Kindergarten teacher Falicia Bell takes her Forestburg Elementary School class on a field trip to Bat World nearly every year. Bell, 41, has been curious about bats since she was a little girl, and says the trip to Bat World allows her students to better understand the benefits of the winged mammals.
“It gives kids the opportunity to see the good side of something they’ve been scared of their whole lives,” says Bell, whose students often are so inspired by the field trip that they build bat houses. “I’m just hoping the kids will learn not to be scared of something just because it’s different.”
In addition to educating youngsters, the Bat World facility offers Lollar a place to nurse injured and orphaned bats as well as care for bats that are retired from zoos, laboratories and educational programs. She often spends 12 hours a day caring for 135 bats, some of which are non-releasable and will live out their lives at Bat World.
Lollar’s expertise has been an asset to local business owners, who call her when bats are found in their buildings. Joan Blazer, owner of Mineral Wells Office Supply, was terrified when she found the first bat in her building, but now she safely captures the bats and waits for Lollar to retrieve them.
Misconceptions about bats are due in large part to Halloween lore that presents them as scary, blood-sucking creatures that carry rabies.
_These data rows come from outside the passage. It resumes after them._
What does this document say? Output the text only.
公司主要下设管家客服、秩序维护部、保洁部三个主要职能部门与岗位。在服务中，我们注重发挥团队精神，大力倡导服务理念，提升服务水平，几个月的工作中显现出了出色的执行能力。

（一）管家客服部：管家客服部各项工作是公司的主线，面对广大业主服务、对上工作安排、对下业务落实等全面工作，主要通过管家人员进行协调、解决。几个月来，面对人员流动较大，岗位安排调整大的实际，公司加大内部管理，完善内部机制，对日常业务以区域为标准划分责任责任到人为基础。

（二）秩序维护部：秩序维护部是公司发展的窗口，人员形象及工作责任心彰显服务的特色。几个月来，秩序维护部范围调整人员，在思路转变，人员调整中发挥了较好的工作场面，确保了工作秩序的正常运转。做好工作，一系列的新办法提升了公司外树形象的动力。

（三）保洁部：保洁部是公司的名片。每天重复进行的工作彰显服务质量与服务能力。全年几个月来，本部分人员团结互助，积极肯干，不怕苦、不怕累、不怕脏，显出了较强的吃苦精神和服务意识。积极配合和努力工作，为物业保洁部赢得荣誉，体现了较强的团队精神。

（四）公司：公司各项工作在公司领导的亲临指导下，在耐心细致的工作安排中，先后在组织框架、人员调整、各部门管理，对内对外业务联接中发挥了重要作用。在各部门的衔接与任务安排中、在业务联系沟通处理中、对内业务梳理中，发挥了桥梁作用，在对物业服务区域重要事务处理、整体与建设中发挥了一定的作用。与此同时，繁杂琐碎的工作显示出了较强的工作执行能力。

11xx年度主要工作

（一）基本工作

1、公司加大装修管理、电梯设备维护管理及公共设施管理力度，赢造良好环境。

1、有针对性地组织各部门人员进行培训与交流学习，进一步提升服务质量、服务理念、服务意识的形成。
In reality, less than one-half of 1 percent of bats contracts rabies.
“We grew up with the movies where they were stuck to your neck, but now I know not to have that horrible fear,” Blazer, 76, says. “I know they’re beneficial . . . and a necessity to keep the bugs down.”
In fact, bats in the United States eat millions of tons of insects each year, helping farmers reduce crop losses. Fruit bats also play an indirect role in the development of more than 450 commercial products by dispersing seeds and pollinating plants from which many products, such as food, fiber, dyes and timber, are derived.
“I’ve always loved the underdog,” Lollar says, “and bats define underdog. They’re the least appreciated mammal on the face of the Earth.”
Today, Bat World has grown to include 17 rescue centers throughout the United States that are funded by private donations and run by volunteers. The organization participates in marking and behavioral studies, and biologists from around the world have visited the Mineral Wells sanctuary and Bat World headquarters.
Blazer attributes her appreciation of bats to Lollar. “Amanda is personally concerned with each bat in her care. She’s so fastidious and takes good care of them. She’s really an ecologist at heart,” she says.